Comissão Independente. Quando os abusos sexuais na Igreja passaram a ser tema em Portugal

por Ana Luísa Rodrigues - RTP
Foto: Markus Spiske - Unsplash

O relatório publicado esta segunda-feira sintetiza um ano de trabalho sobre os abusos sexuais na Igreja Católica portuguesa. O pedopsiquiatra Pedro Strecht foi o rosto mais visível da Comissão Independente, que contou, entre outros, com o psiquiatra Daniel Sampaio, o antigo ministro da Justiça Laborinho Lúcio, a socióloga Ana Nunes de Almeida - nomes de peso, com notoriedade e não ligados à igreja. A comissão iniciou trabalhos a 11 janeiro de 2022, quando começaram a receber contactos de vítimas de abuso sexual.

"Dar Voz ao Silêncio" foi o mote, explicado por Pedro Strecht logo na primeira conferência de imprensa: "A comissão existe para estar ao lado das pessoas, tem disponibilidade total para escutar a seu tempo e com tempo uma a uma, porque todos, mas todos, contam. A comissão irá também procurar validar estes testemunhos em sigilo profissional, fazendo-o de diversas formas, para que cada qual sem medo, vergonha ou culpa, tenha finalmente um espaço de referência onde se sinta confortável para poder falar".

Nos primeiros quatro dias de funcionamento da Comissão, 100 testemunhos de vítimas validados. A mostrar como havia assunto e vontade de cidadãos em falar nele. A mostrar que os abusos sexuais na Igreja portuguesa eram bem mais do que uma "sucessão de casos pontuais", como a hierarquia católica sustentou oficialmente até 2021.

A criação de uma Comissão Independente - decidida pela Conferência Episcopal Portuguesa (CEP) em Novembro de 2021 - foi aliás resultado de uma negociação dentro da própria cúpula da Igreja, com os setores mais progressistas a vencer a resistência de bispos e setores mais conservadores.

Para isso, contribuíram as "ondas de choque" provocadas pela Comissão que estudou os abusos sexuais na Igreja francesa (ver mapa). A divulgação dos resultados franceses - uma estimativa de 300 mil crianças e jovens abusados ao longo de 70 anos - fez com que centenas de católicos portugueses decidissem assinar uma Carta-aberta exigindo à CEP uma "investigação independente" aos abusos sexuais em Portugal.

As histórias chegaram à Comissão através de encontros presenciais, por via telefónica, videoconferência ou no preenchimento de um inquérito online. Até à última contabilização publicada, em outubro, houve 424 testemunhos validados.
No estudo da Comissão Independente portuguesa a base de trabalho são as denúncias directas.

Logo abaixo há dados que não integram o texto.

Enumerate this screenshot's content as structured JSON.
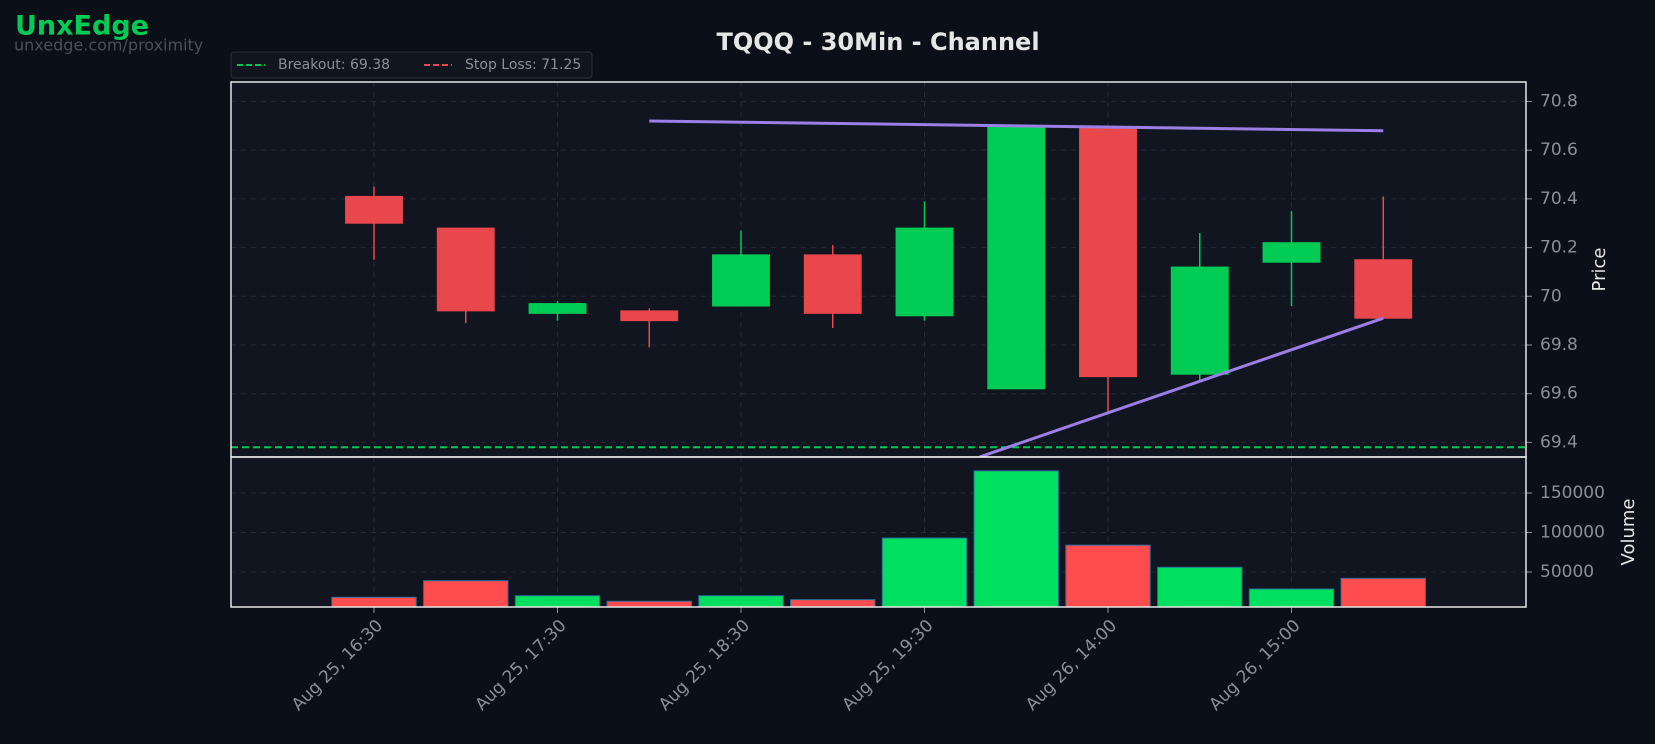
{
  "brand": {
    "name": "UnxEdge",
    "url": "unxedge.com/proximity"
  },
  "chart_data": {
    "type": "candlestick",
    "title": "TQQQ - 30Min - Channel",
    "categories": [
      "Aug 25, 16:30",
      null,
      "Aug 25, 17:30",
      null,
      "Aug 25, 18:30",
      null,
      "Aug 25, 19:30",
      null,
      "Aug 26, 14:00",
      null,
      "Aug 26, 15:00",
      null
    ],
    "open": [
      70.41,
      70.28,
      69.93,
      69.94,
      69.96,
      70.17,
      69.92,
      69.62,
      70.69,
      69.68,
      70.14,
      70.15
    ],
    "high": [
      70.45,
      70.28,
      69.98,
      69.95,
      70.27,
      70.21,
      70.39,
      70.7,
      70.69,
      70.26,
      70.35,
      70.41
    ],
    "low": [
      70.15,
      69.89,
      69.9,
      69.79,
      69.96,
      69.87,
      69.9,
      69.62,
      69.52,
      69.65,
      69.96,
      69.91
    ],
    "close": [
      70.3,
      69.94,
      69.97,
      69.9,
      70.17,
      69.93,
      70.28,
      70.7,
      69.67,
      70.12,
      70.22,
      69.91
    ],
    "volume": [
      18000,
      39000,
      20000,
      13000,
      20000,
      15000,
      93000,
      178000,
      84000,
      56000,
      28500,
      42000
    ],
    "up_color": "#00cc55",
    "down_color": "#e8474b",
    "volume_up_color": "#00e060",
    "volume_down_color": "#ff4d4f",
    "y_label": "Price",
    "ylim": [
      69.34,
      70.88
    ],
    "yticks": [
      69.4,
      69.6,
      69.8,
      70.0,
      70.2,
      70.4,
      70.6,
      70.8
    ],
    "volume_label": "Volume",
    "volume_ylim": [
      5700,
      195600
    ],
    "volume_yticks": [
      50000,
      100000,
      150000
    ],
    "levels": [
      {
        "name": "Breakout: 69.38",
        "value": 69.38,
        "color": "#00c853"
      },
      {
        "name": "Stop Loss: 71.25",
        "value": 71.25,
        "color": "#e8474b"
      }
    ],
    "trendlines": [
      {
        "x": [
          3,
          11
        ],
        "y": [
          70.72,
          70.68
        ],
        "color": "#9b7fe6"
      },
      {
        "x": [
          6.6,
          11
        ],
        "y": [
          69.34,
          69.91
        ],
        "color": "#9b7fe6"
      }
    ],
    "grid": true
  }
}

Diferente, por exemplo, da metodologia seguida pela comissão em França, onde o número de pessoas abusadas são uma extrapolação a partir de estudos estatísticos gerais anteriores, onde havia uma amostra representativa da população francesa.

Em Portugal, como em outros países, a grande maioria dos casos denunciados têm décadas, e estão prescritos juridicamente. Dos 424 casos validados, a Comissão Independente enviou menos de 50 para a justiça investigar. Mesmo nesses, a maior parte foi arquivada pelo Ministério Público. Por prescrição, mas também por falta de elementos para desenvolver a investigação.

Bastante analisada pela Comissão Independente foi também a ocultação dos casos de abuso sexual por parte da Igreja. Várias vítimas de abuso testemunharam como foram desconsideradas quando tentavam denunciar à hierarquia. Aliás, ao longo de 2022, várias reportagens (ver Rostos e Histórias) contaram exemplos de encobrimento, inclusive por bispos ainda no activo. No fundo, a igreja portuguesa a repetir a estratégia usada em todo o mundo - desproteger as vítimas, em nome da protecção da instituição Igreja Católica Apostólica Romana.